C’est aussi l’analyse de l’historien – Adam est professeur d’histoire – du basculement de l' »air du temps »qu’il situe en 1 979 quand les révolutionnaires sont passés de la gauche communiste à l’islamisme avec l’arrivée de Khomeiny en Iran et à l’ultra-libéralisme avec Thatcher et Reagan. Analyse du communautarisme.

Les amis d’autrefois pourront-ils se réunir autour du souvenir de l’un d’eux décédé?

 

Incendies – film de Denis Villeneuve, d’après la pièce de Wadji Mouawad

incendies-2010_diaporama.1295629438.jpg

Les guerres civiles sont les plus cruelles. Chrétiens, Palestiniens, musulmans se déchirent. Les vendettas, les représailles s’additionnent et seuls les chefs de guerres en tiennent un compte exact pendant des décénnies, remarque un personnage du film.

Quête des racines, quête d’identité …. les deux jumeaux canadiens sont projetés dans le Liban déchiré.

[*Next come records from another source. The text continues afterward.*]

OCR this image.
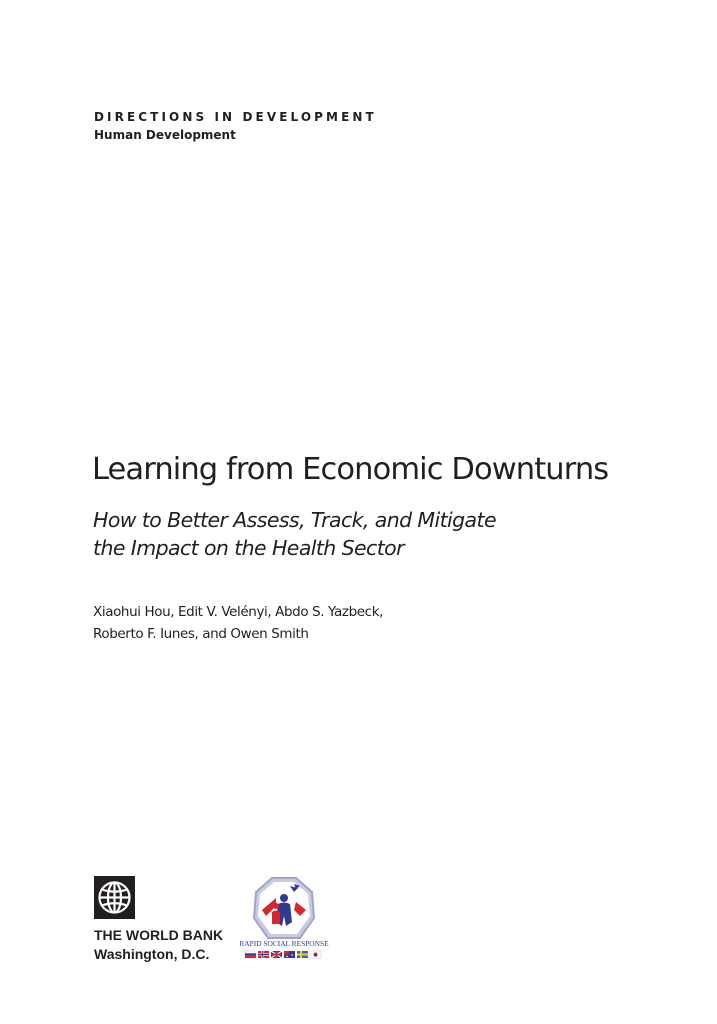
DIRECTIONS IN DEVELOPMENT
Human Development
Learning from Economic Downturns
How to Better Assess, Track, and Mitigate
the Impact on the Health Sector
Xiaohui Hou, Edit V. Velényi, Abdo S. Yazbeck,
Roberto F. Iunes, and Owen Smith
THE WORLD BANK
Washington, D.C.
RAPID SOCIAL RESPONSE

Thriller? On ne s’ennuie pas un instant pendant les 2h10 du film, les surprises et rebondissements  sont haletants.

Comment le cinéaste a-t il filmé ces décors de destructions absolues? Reconstitutions ou ruines encore visibles. La violence est extrême on n’en ressort pas indemne.

incendies2-2010_diaporama.1295631071.jpg

La ressemblance entre les deux actrices qui jouent  Lubna Azabal (Nawal Marwan, la mère). la mère et Jeanne, Mélissa Désormeaux-Poulin,la fille et les nombreux flash- back, exigent du spectateur une attention redoublée aux décors. Un téléphone portable, un 4×4 nous permettent de nous situer dans le temps.

Tragédie, tragédie des origines, j’aurais aimé voir la pièce de Wadji Mouawad dans la suite du théâtre antique.